Toujours plus loin, toujours plus fort

Nasubi heureux, voir euphorique, d'avoir des dizaines de bananes à portée de main.
Le comédien Nasubi, ©kickerofelves – tumblr

Y aurait-il une limite à cette quête du sensationnalisme télévisuel ? Quand on regarde de plus près ce qui est en vogue à travers le monde, il nous apparaît clairement que celle-ci a été franchie depuis longtemps. Au Japon, le show Susunu! Denpa Shōnen flirte avec l’irréel : le comédien Nasubi est enfermé pendant quinze mois dans un appartement, sans vêtements. Il ne pourra en sortir que s’il récolte un million de yens de gains (un peu moins de 9 000€) en participant à des concours publicitaires organisés dans des magazines. Ce sont là ses seuls moyens d’améliorer son confort, et même de s’habiller ou de manger. Pendant plusieurs semaines, Nasubi est obligé de se sustenter avec de la pâtée pour chiens. Il sait, certes, qu’il est filmé mais il pense que la diffusion aura lieu après sa sortie ; en vérité, il est retransmis tous les dimanches devant dix-sept millions de téléspectateurs. Quelle n’est pas sa surprise quand les murs de son appartement s’écroulent, le mettant littéralement à nu devant un public hilare. Il demande à l’animateur, choqué, « Est-ce que c’est légal au moins ? ». Depuis, le producteur de Susunu! Denpa Shōnen a présenté ses excuses – sans toutefois regretter ses actes.

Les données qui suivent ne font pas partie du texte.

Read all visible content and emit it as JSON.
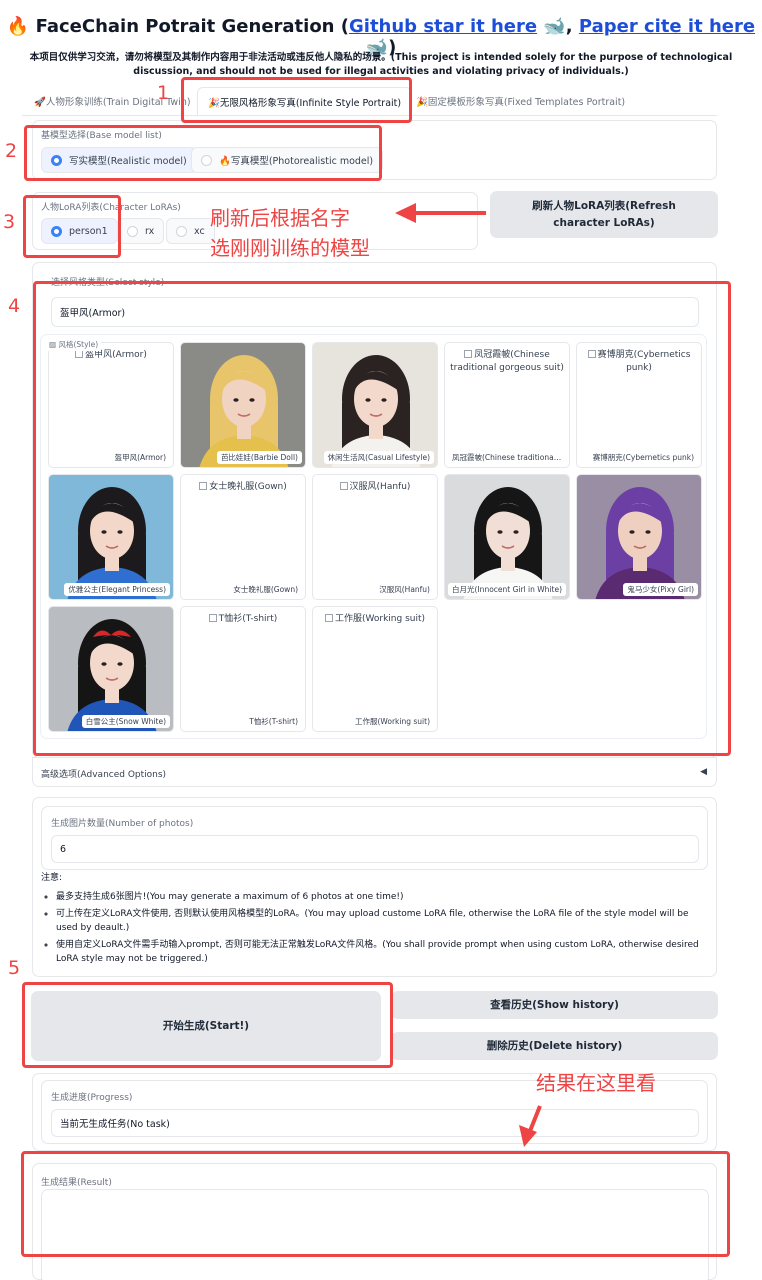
{
  "header": {
    "title_prefix": "🔥 FaceChain Potrait Generation (",
    "github_link": "Github star it here",
    "whale1": " 🐋, ",
    "paper_link": "Paper cite it here",
    "title_suffix": " 🐋)",
    "disclaimer": "本项目仅供学习交流，请勿将模型及其制作内容用于非法活动或违反他人隐私的场景。(This project is intended solely for the purpose of technological discussion, and should not be used for illegal activities and violating privacy of individuals.)"
  },
  "tabs": [
    {
      "label": "🚀人物形象训练(Train Digital Twin)"
    },
    {
      "label": "🎉无限风格形象写真(Infinite Style Portrait)"
    },
    {
      "label": "🎉固定模板形象写真(Fixed Templates Portrait)"
    }
  ],
  "base_model": {
    "label": "基模型选择(Base model list)",
    "options": [
      "写实模型(Realistic model)",
      "🔥写真模型(Photorealistic model)"
    ],
    "selected": "写实模型(Realistic model)"
  },
  "character": {
    "label": "人物LoRA列表(Character LoRAs)",
    "options": [
      "person1",
      "rx",
      "xc"
    ],
    "selected": "person1",
    "refresh_button": "刷新人物LoRA列表(Refresh character LoRAs)"
  },
  "style": {
    "select_label": "选择风格类型(Select style)",
    "value": "盔甲风(Armor)",
    "gallery_label": "风格(Style)",
    "items": [
      {
        "caption": "盔甲风(Armor)",
        "alt": "盔甲风(Armor)",
        "image": "broken"
      },
      {
        "caption": "芭比娃娃(Barbie Doll)",
        "image": "barbie"
      },
      {
        "caption": "休闲生活风(Casual Lifestyle)",
        "image": "casual"
      },
      {
        "caption": "凤冠霞帔(Chinese traditional gorgeous suit)",
        "alt": "凤冠霞帔(Chinese traditional gorgeous suit)",
        "image": "broken"
      },
      {
        "caption": "赛博朋克(Cybernetics punk)",
        "alt": "赛博朋克(Cybernetics punk)",
        "image": "broken"
      },
      {
        "caption": "优雅公主(Elegant Princess)",
        "image": "princess"
      },
      {
        "caption": "女士晚礼服(Gown)",
        "alt": "女士晚礼服(Gown)",
        "image": "broken"
      },
      {
        "caption": "汉服风(Hanfu)",
        "alt": "汉服风(Hanfu)",
        "image": "broken"
      },
      {
        "caption": "白月光(Innocent Girl in White)",
        "image": "innocent"
      },
      {
        "caption": "鬼马少女(Pixy Girl)",
        "image": "pixy"
      },
      {
        "caption": "白雪公主(Snow White)",
        "image": "snow"
      },
      {
        "caption": "T恤衫(T-shirt)",
        "alt": "T恤衫(T-shirt)",
        "image": "broken"
      },
      {
        "caption": "工作服(Working suit)",
        "alt": "工作服(Working suit)",
        "image": "broken"
      }
    ]
  },
  "advanced": {
    "label": "高级选项(Advanced Options)",
    "arrow": "◀"
  },
  "num_photos": {
    "label": "生成图片数量(Number of photos)",
    "value": "6"
  },
  "notes": {
    "title": "注意:",
    "items": [
      "最多支持生成6张图片!(You may generate a maximum of 6 photos at one time!)",
      "可上传在定义LoRA文件使用, 否则默认使用风格模型的LoRA。(You may upload custome LoRA file, otherwise the LoRA file of the style model will be used by deault.)",
      "使用自定义LoRA文件需手动输入prompt, 否则可能无法正常触发LoRA文件风格。(You shall provide prompt when using custom LoRA, otherwise desired LoRA style may not be triggered.)"
    ]
  },
  "actions": {
    "start": "开始生成(Start!)",
    "show_history": "查看历史(Show history)",
    "delete_history": "删除历史(Delete history)"
  },
  "progress": {
    "label": "生成进度(Progress)",
    "value": "当前无生成任务(No task)"
  },
  "result": {
    "label": "生成结果(Result)"
  },
  "annotations": {
    "n1": "1",
    "n2": "2",
    "n3": "3",
    "n4": "4",
    "n5": "5",
    "refresh_note_line1": "刷新后根据名字",
    "refresh_note_line2": "选刚刚训练的模型",
    "result_note": "结果在这里看",
    "color": "#ef4444"
  }
}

Se pose à ce titre la question des conséquences psychologiques de ce type d’émissions. Pendant six mois, Nasubi avait du mal à tenir des conversations. Alors, quid des conséquences de la télévision sensationnaliste sur les enfants qui n’échappent pas à en être les sujets ? Le programme américain Dance Moms, qui suit l’évolution de jeunes danseuses au sein d’une troupe, a plusieurs fois été épinglé pour harcèlement moral. Et, en 2007, la chaîne CBS a tenté (échec cuisant puisque heureusement annulé au bout de la saison) un vrai remake du roman de William Golding Sa majesté des mouches, en lâchant seuls dans une ville désertique quarante enfants de huit à quinze ans pendant quarante jours. Pensé au départ comme une « expérience sociale », Kid Nation s’est révélé assez traumatique pour certains petits candidats – indépendamment de ses règles plutôt controversées à l’image des challenges qui décidaient, à chaque début d’épisode, de la classe sociale de chacun (travailleur, aristocrate…).

À la fin, il n’en restera qu’un ?

Jusqu’où la télévision peut donc nous faire aller ? Jusqu’à remettre en cause nos principes moraux ? C’est une expérience qui a été menée pour le documentaire Le Jeu de la mort, réalisé par Christophe Nick en 2010. Dans ce faux jeu télévisé – auquel pensent prendre part quatre-vingts candidats – a été reproduite, légèrement modifiée tout de même, celle menée en 1963 par le psychologue Stanley Milgram, et qui visait à évaluer le degré d’obéissance à une figure d’autorité. Dans cette nouvelle version, c’est la présentatrice Tania Young qui en fait office. Elle explique les règles : un candidat est le questionneur, un autre doit mémoriser vingt-sept associations de mots à l’écart dans une cabine. À chaque mauvaise réponse de ce dernier, il reçoit une décharge administrée par le questionneur allant de 20 volts pour commencer jusqu’à 460 (il s’agit en réalité d’un acteur qui feint la douleur).

Comédien feignant la douleur infligée par les décharges du questionneur, dans l’émission Le Jeu de la mort.

Les résultats de l’expérimentation sont édifiants : personne, tout d’abord, ne conteste le principe de l’émission. Quand le comédien demande à arrêter à 320 volts, l’animatrice encourage l’autre candidat à poser les questions. Le public applaudit. Arrivé à 380 volts, plus aucune réaction dans la cabine. Et, pourtant, 81% des testés sont allés jusqu’au bout, ils n’étaient « que » 62% en 1963. La télévision a-t-elle de ce fait un pouvoir sans faille, peut-on penser que la mise à mort d’un individu en guise de divertissement est possible dans un futur proche ?

Comédien feignant la douleur infligée par les décharges du questionneur, dans l’émission Le Jeu de la mort
© Yami 2 Productions – film-documentaire.fr


Le sensationnalisme a, en tout cas, de beaux jours devant lui. Dans The Maury Show, le présentateur propose des tests de paternité à des hommes en proie au doute. Ouvrant l’enveloppe des résultats, Maury Povich lâche solennellement « You are / You are not the father! » et offre en pâture des bébés à un parterre médusé. Cela rejoint la catharsis mentionnée précédemment, on se délecte des vices d’autrui, on visualise une souffrance à ne pas reproduire. Et quand bien même on trouve ces formats scandaleux, on ne zappe pas. Orson Welles en faisait amèrement le constat : « Je hais la télévision. Je la hais autant que les cacahuètes. Mais je ne peux m’arrêter de manger des cacahuètes ».